Gina Coleman ’90 brings blues to the folk-saturated Berkshires

Lily Goldberg

Gina Coleman ’90 strums her cigar box guitar at the International Blues Challenge final. (PHOTO COURTESY OF ROGER STEPHENSON)

“The last time I was here was for my grandmother’s funeral service,” remarks Gina Coleman ’90, looking up dazedly into the rafters. We are in a quaint New England roadside chapel, just across the street from Aubuchon Hardware. Along with the grey light outside, I feel as if I’ve stepped off Route 2 into rural Ireland. Coleman turns the volume knob on the chapel’s speakers, and the chapel is filled with the rumbling of Coleman’s low, mournful voice. Then, saxophones, pipe organ and drums – the stuff of the blues. 

Coleman is a rugby coach, an alum, an educator and a mother. But today, she is here to film a music video – her first. “I’ve been wanting to do one forever,” Coleman confesses.  Coleman fronts the band Misty Blues, which she founded in 1999 to remedy the deficit of blues music in the Berkshires. Misty Blues, which intersperses traditional blues music with hints of funk, gospel and classic rock, is a breath of soulful air in the folk-singer scene of the Berkshires, which tends to promote James Taylor over James Brown. 

Though Coleman grew up surrounded by music (hailing from the South Bronx, she cites salsa and ’80s rap as early soundscapes), she did not herself perform until after she graduated from the College. 

“I was living in Williamstown at the time, and my friends wanted to show me ‘real Berkshire culture.’ They took me to Wednesday open mic night at a bar in Pittsfield,” Coleman said. “I thought, ‘If I stink up the place, I’ll never have to see anyone here again.’ So I sang ‘Mercedes Benz’ by Janis Joplin, a cappella. And I ended up winning that night.” 

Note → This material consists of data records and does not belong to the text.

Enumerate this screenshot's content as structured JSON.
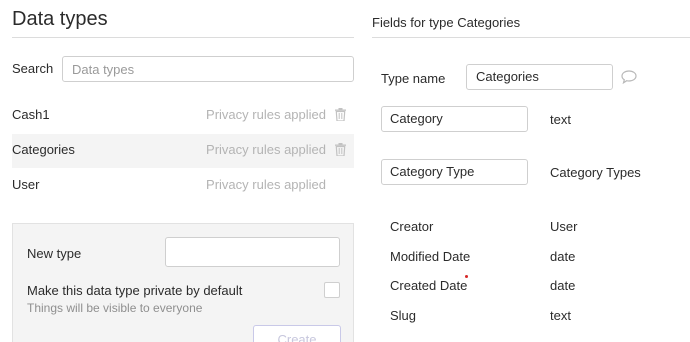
{
  "data_types_panel": {
    "title": "Data types",
    "search": {
      "label": "Search",
      "placeholder": "Data types",
      "value": ""
    },
    "types": [
      {
        "name": "Cash1",
        "privacy": "Privacy rules applied",
        "deletable": true,
        "selected": false
      },
      {
        "name": "Categories",
        "privacy": "Privacy rules applied",
        "deletable": true,
        "selected": true
      },
      {
        "name": "User",
        "privacy": "Privacy rules applied",
        "deletable": false,
        "selected": false
      }
    ],
    "new_type": {
      "label": "New type",
      "value": "",
      "private_label": "Make this data type private by default",
      "private_sub": "Things will be visible to everyone",
      "private_checked": false,
      "create_label": "Create"
    }
  },
  "fields_panel": {
    "title": "Fields for type Categories",
    "type_name_label": "Type name",
    "type_name_value": "Categories",
    "custom_fields": [
      {
        "name": "Category",
        "type": "text"
      },
      {
        "name": "Category Type",
        "type": "Category Types"
      }
    ],
    "builtin_fields": [
      {
        "name": "Creator",
        "type": "User"
      },
      {
        "name": "Modified Date",
        "type": "date"
      },
      {
        "name": "Created Date",
        "type": "date"
      },
      {
        "name": "Slug",
        "type": "text"
      }
    ]
  },
  "icons": {
    "trash": "trash-icon",
    "comment": "speech-bubble-icon"
  }
}
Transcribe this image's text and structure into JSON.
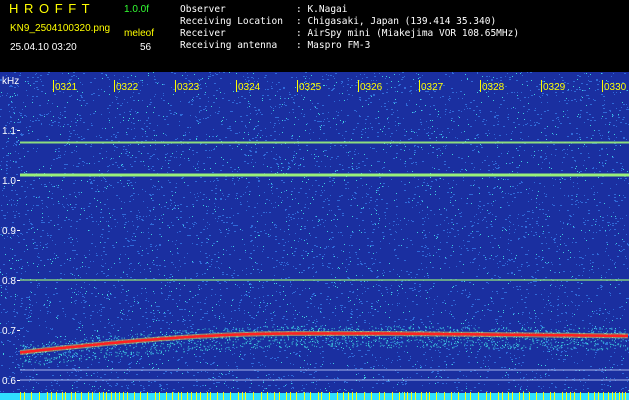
{
  "header": {
    "app_name": "H R O F F T",
    "version": "1.0.0f",
    "filename": "KN9_2504100320.png",
    "meleof_label": "meleof",
    "meleof_value": "56",
    "datetime": "25.04.10 03:20",
    "info": [
      {
        "label": "Observer",
        "value": ": K.Nagai"
      },
      {
        "label": "Receiving Location",
        "value": ": Chigasaki, Japan (139.414 35.340)"
      },
      {
        "label": "Receiver",
        "value": ": AirSpy mini (Miakejima VOR 108.65MHz)"
      },
      {
        "label": "Receiving antenna",
        "value": ": Maspro FM-3"
      }
    ]
  },
  "spectrogram": {
    "y_unit": "kHz",
    "y_ticks": [
      "1.1",
      "1.0",
      "0.9",
      "0.8",
      "0.7",
      "0.6"
    ],
    "time_labels": [
      "0321",
      "0322",
      "0323",
      "0324",
      "0325",
      "0326",
      "0327",
      "0328",
      "0329",
      "0330"
    ],
    "colors": {
      "background": "#1a2fa0",
      "noise_a": "#2f6ad8",
      "noise_b": "#3fd0e0",
      "line_green": "#9af07a",
      "trace_red": "#ff2020",
      "label_yellow": "#ffff00"
    }
  }
}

Coleman found her way to the blues in particular after she performed as a gospel singer in the Williamstown Theatre Festival’s 1999 production of A Raisin in the Sun. “Towards the end of the run, the lead actor in that production, Ruben Santiago-Hudson, pulled me aside and said, ‘You have got to quit this folk nonsense. You’ve got a voice for the blues,’” Coleman said. “He gave me a CD collection called ‘Men Are Like Street Cars,’ which compiled blues singers from Bessie Smith all the way to Tracy Chapman. I had appreciated them individually before, but now I saw how they were connected.” 

The church becomes saturated with a brilliant, strong light. Dave Simonds, a documentary filmmaker from Williamstown who is directing the music video, is testing out studio lighting. The music video is for the song “Hear My Call,” which Coleman describes as a “prayer.” Coleman wrote “Hear My Call,” the first track on Misty Blues’ latest album, Call and Response, after a friend gifted her a three-stringed cigar box guitar. 

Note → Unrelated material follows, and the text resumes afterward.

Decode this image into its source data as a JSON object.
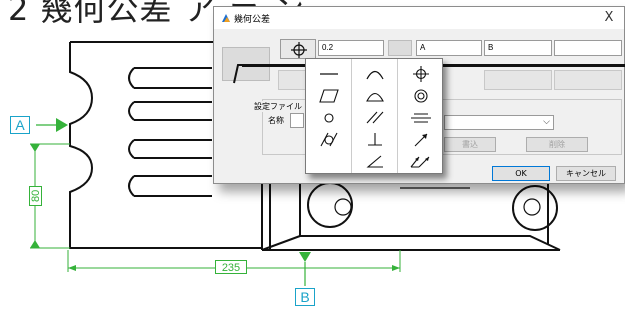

“It’s just a simple progression,” says Coleman, “but now I rarely play a set without that cigar box nearby.” It appears the prayer has worked: Just three weeks ago, Misty Blues made it to the finals of the International Blues Challenge, a competition that brings more than 250 blues bands from around the world to Memphis, Tenn.; “Hear My Call” opened their set.  

“The semifinals were like the pie in the sky,” Coleman laughs. “We had a killer performance Friday night, but we hadn’t heard anything by midnight, so we assumed it was over. We were driving back to our rental home when the president of the Blues Foundation made the announcement, but the video kept skipping, and we just didn’t think anything of it. When we got back, I had a Facebook message from a musician I’m friendly with that said, ‘Congratulations!’  I replied, ‘Thank you, the semi-finals were a blast!’ She typed back, ‘Am I the first person to tell you? Misty Blues is in the finals!’ And that’s how we found out.”

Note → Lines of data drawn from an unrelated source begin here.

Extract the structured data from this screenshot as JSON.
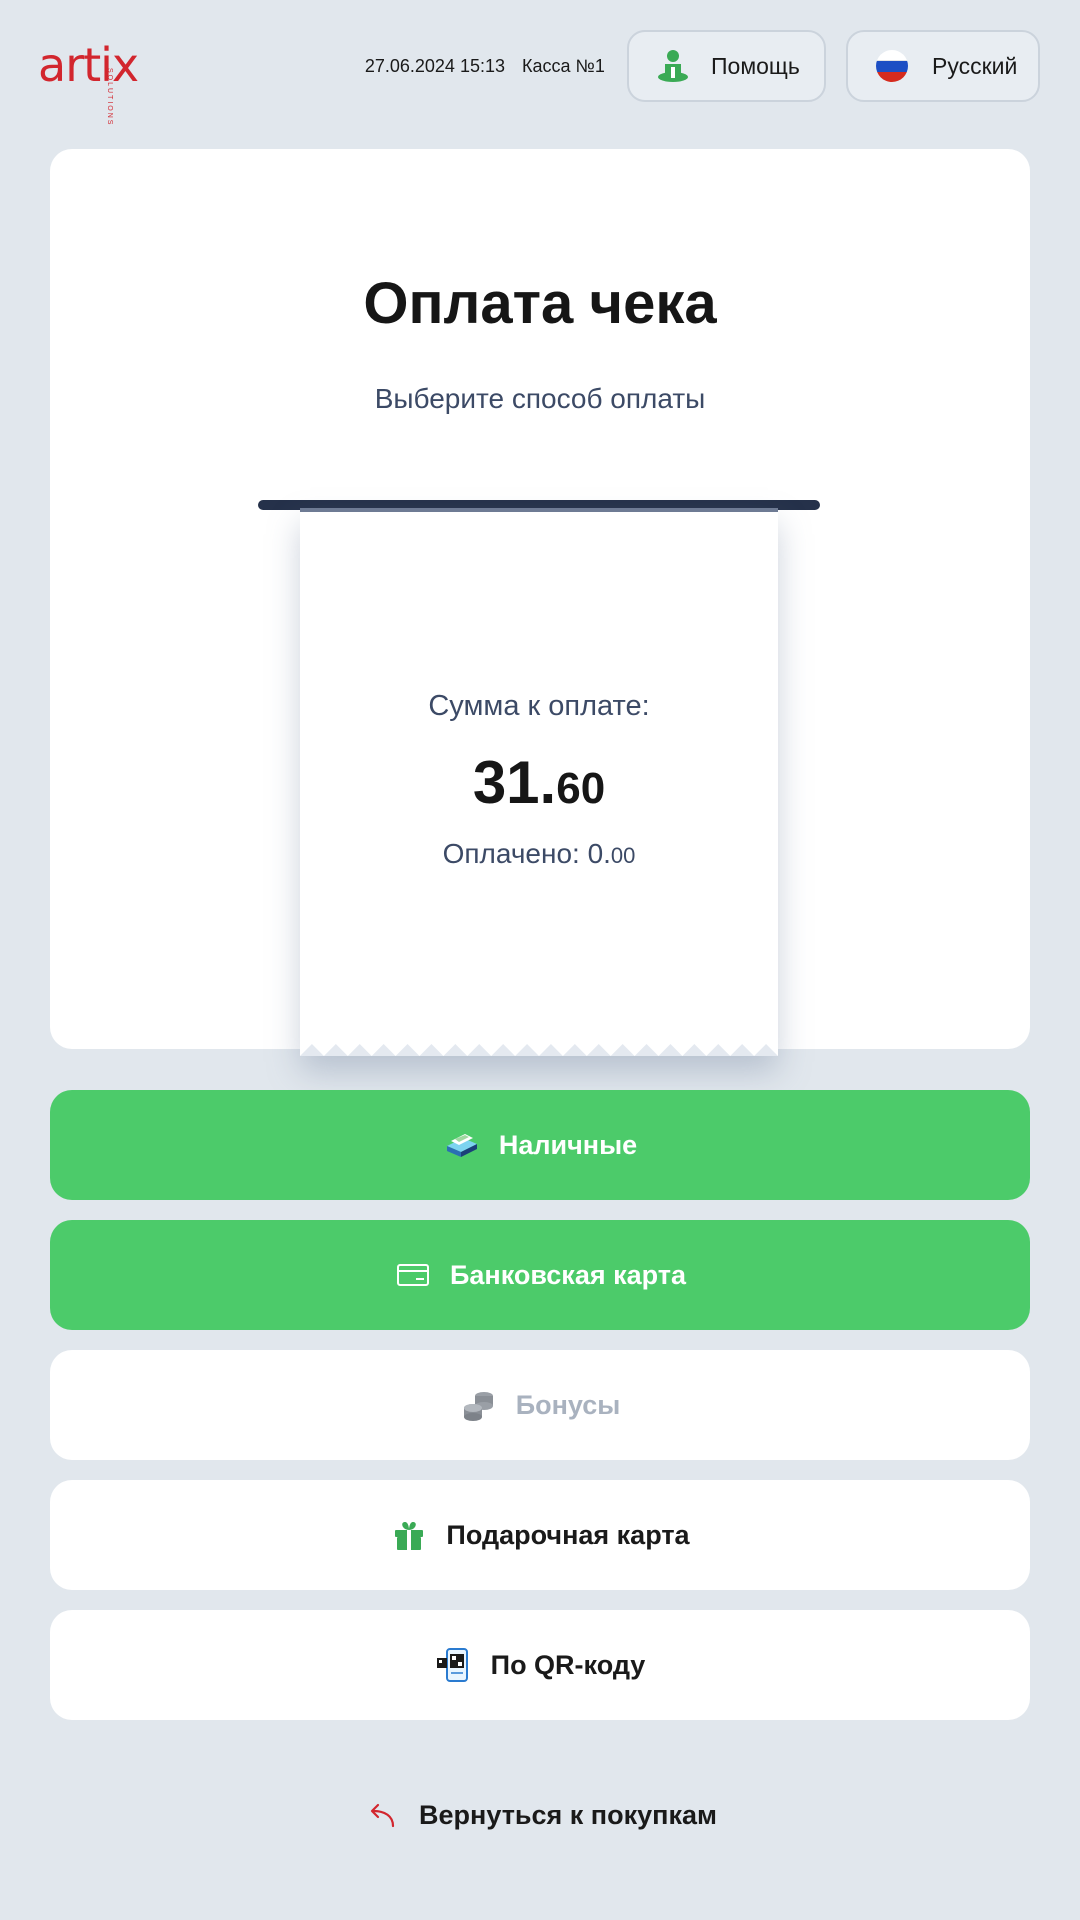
{
  "header": {
    "logo_text": "artix",
    "logo_sub": "SOLUTIONS",
    "datetime": "27.06.2024 15:13",
    "register": "Касса №1",
    "help_label": "Помощь",
    "help_icon": "person-help-icon",
    "language_label": "Русский",
    "language_icon": "russian-flag-icon"
  },
  "card": {
    "title": "Оплата чека",
    "subtitle": "Выберите способ оплаты"
  },
  "receipt": {
    "sum_label": "Сумма к оплате:",
    "sum_integer": "31.",
    "sum_decimal": "60",
    "paid_label": "Оплачено: 0.",
    "paid_decimal": "00"
  },
  "payment_methods": [
    {
      "label": "Наличные",
      "icon": "cash-icon",
      "style": "green",
      "enabled": true
    },
    {
      "label": "Банковская карта",
      "icon": "bank-card-icon",
      "style": "green",
      "enabled": true
    },
    {
      "label": "Бонусы",
      "icon": "coins-icon",
      "style": "white",
      "enabled": false
    },
    {
      "label": "Подарочная карта",
      "icon": "gift-icon",
      "style": "white",
      "enabled": true
    },
    {
      "label": "По QR-коду",
      "icon": "qr-phone-icon",
      "style": "white",
      "enabled": true
    }
  ],
  "back": {
    "label": "Вернуться к покупкам",
    "icon": "back-arrow-icon"
  },
  "colors": {
    "background": "#e1e7ed",
    "brand_red": "#d2262e",
    "accent_green": "#4ccb6a",
    "text_muted": "#3c4a66",
    "disabled": "#a9b2bf"
  }
}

A special part of the trip was that Coleman got to take it with her son, whose band, Born IV Blues, performed in the youth division. “You’re not supposed to say this about kids,” Coleman says mischievously, “but they smoked the other bands.” Family is important to Coleman, who was raised by her grandmother. “My proudest accomplishment,” Coleman said, “is moving my grandmother to the Berkshires so she could spend her last few years in this special place.” Coleman’s extended “family” includes the women’s rugby team, which she’s coached since 1996. When I asked whether the rugby team knew about her secret identity as a blues superstar, Coleman laughed, “They know. They come to my CD release parties, which is always great.” 

Coleman expressed her interest in showcasing her work on campus. “Doing a Winter Study course would be really fun,” she said. “Misty Blues has also developed a show called ‘Queens of the Blues,’ which honors four blues pioneers – Bessie Smith, Big Mama Thornton, Coco Taylor and Ruth Brown. Doing that show at Williams would be great.” In the meantime, fans of the blues can catch them in Pittsfield on March 2 at Mission Bar + Tapas or at the Dream Away Lodge in Becket on March 17.